HomeArticoliWilliam Forsythe alla Scala e la fine del nuovo

William Forsythe alla Scala e la fine del nuovo

Recensione e approfondimento. L’atteso debutto scaligero di una nuova tappa dei Blake Works di William Forsythe non ha deluso le aspettative. Molti passi, tanta velocità e formidabile chiarezza esecutiva hanno anche rivelato una condizione del balletto post-pandemico per niente solare e aproblematica.

Foto Marco Brescia & Rudy Amisano

È un grande atto d’amore in forma di suite. Pieno di nostalgia. Per il presente. Ma anche pieno di ambiguità per la sua ricezione. Perché rischia di essere visto come un lavoro di semplice godimento interamente disegnato dal dipartimento vendite, quello che invece è il più atroce atto di necrofilia coreografica nei confronti di quel sistema. Perché è un apologo sulla fine.

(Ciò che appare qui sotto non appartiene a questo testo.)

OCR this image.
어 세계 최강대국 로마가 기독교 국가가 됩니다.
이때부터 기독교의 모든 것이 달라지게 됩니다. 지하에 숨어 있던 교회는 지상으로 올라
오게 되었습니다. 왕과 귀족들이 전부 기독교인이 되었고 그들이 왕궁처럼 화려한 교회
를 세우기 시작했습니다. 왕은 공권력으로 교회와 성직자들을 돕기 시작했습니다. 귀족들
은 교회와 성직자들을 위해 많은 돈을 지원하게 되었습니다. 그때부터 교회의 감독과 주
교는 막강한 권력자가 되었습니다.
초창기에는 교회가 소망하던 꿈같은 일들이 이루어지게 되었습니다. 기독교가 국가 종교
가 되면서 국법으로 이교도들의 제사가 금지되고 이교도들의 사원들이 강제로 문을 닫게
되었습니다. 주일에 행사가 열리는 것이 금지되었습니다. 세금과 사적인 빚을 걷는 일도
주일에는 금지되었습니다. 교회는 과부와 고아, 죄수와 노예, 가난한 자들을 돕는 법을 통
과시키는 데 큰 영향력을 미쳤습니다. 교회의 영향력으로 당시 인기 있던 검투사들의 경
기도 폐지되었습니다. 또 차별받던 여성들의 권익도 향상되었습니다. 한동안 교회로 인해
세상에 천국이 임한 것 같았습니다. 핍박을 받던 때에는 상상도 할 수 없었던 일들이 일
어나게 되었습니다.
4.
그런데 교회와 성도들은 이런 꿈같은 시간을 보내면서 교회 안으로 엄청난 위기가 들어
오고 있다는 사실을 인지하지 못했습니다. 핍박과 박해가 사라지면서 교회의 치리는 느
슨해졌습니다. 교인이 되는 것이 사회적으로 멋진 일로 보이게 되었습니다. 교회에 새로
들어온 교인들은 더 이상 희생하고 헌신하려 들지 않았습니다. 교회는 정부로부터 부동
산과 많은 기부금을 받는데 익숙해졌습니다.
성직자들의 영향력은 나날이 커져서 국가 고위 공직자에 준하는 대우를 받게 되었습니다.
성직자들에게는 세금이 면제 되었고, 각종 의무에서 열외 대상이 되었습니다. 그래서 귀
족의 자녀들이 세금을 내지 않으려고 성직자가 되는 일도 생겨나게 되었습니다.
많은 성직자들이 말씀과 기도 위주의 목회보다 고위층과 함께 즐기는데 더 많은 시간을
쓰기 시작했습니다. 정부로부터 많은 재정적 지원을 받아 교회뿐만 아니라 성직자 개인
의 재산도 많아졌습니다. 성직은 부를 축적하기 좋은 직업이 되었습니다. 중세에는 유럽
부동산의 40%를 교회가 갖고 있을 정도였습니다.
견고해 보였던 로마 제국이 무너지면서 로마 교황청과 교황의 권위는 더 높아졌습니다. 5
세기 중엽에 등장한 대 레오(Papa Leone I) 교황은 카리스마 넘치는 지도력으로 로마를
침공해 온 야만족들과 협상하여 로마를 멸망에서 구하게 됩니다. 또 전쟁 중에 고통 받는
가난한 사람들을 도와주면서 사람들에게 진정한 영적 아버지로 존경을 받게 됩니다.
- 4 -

La fine del nuovo. Ossia la fine del guardare e ricevere un balletto come un prodotto capace sempre di novità. Non è per niente un lavoro senile, forse meditativo, di certo compendiario (infatti sùbito vien da pensare: quello viene da lì, questo lo ha già fatto di là…), ma perché in parte realizzato come reazione alle difficoltà dell’isolamento pandemico. È anche un progetto di grande pretesa estetica post-presente. The Barre Project è infatti nato per celebrare e insieme esplorare (e innervare) la logica delle convenzioni che sono alla base del vocabolario del balletto classico. E Forsythe lo fa scommettendo sulla musica post-dubstep ricca di atmosfere soul del compositore britannico James Blake.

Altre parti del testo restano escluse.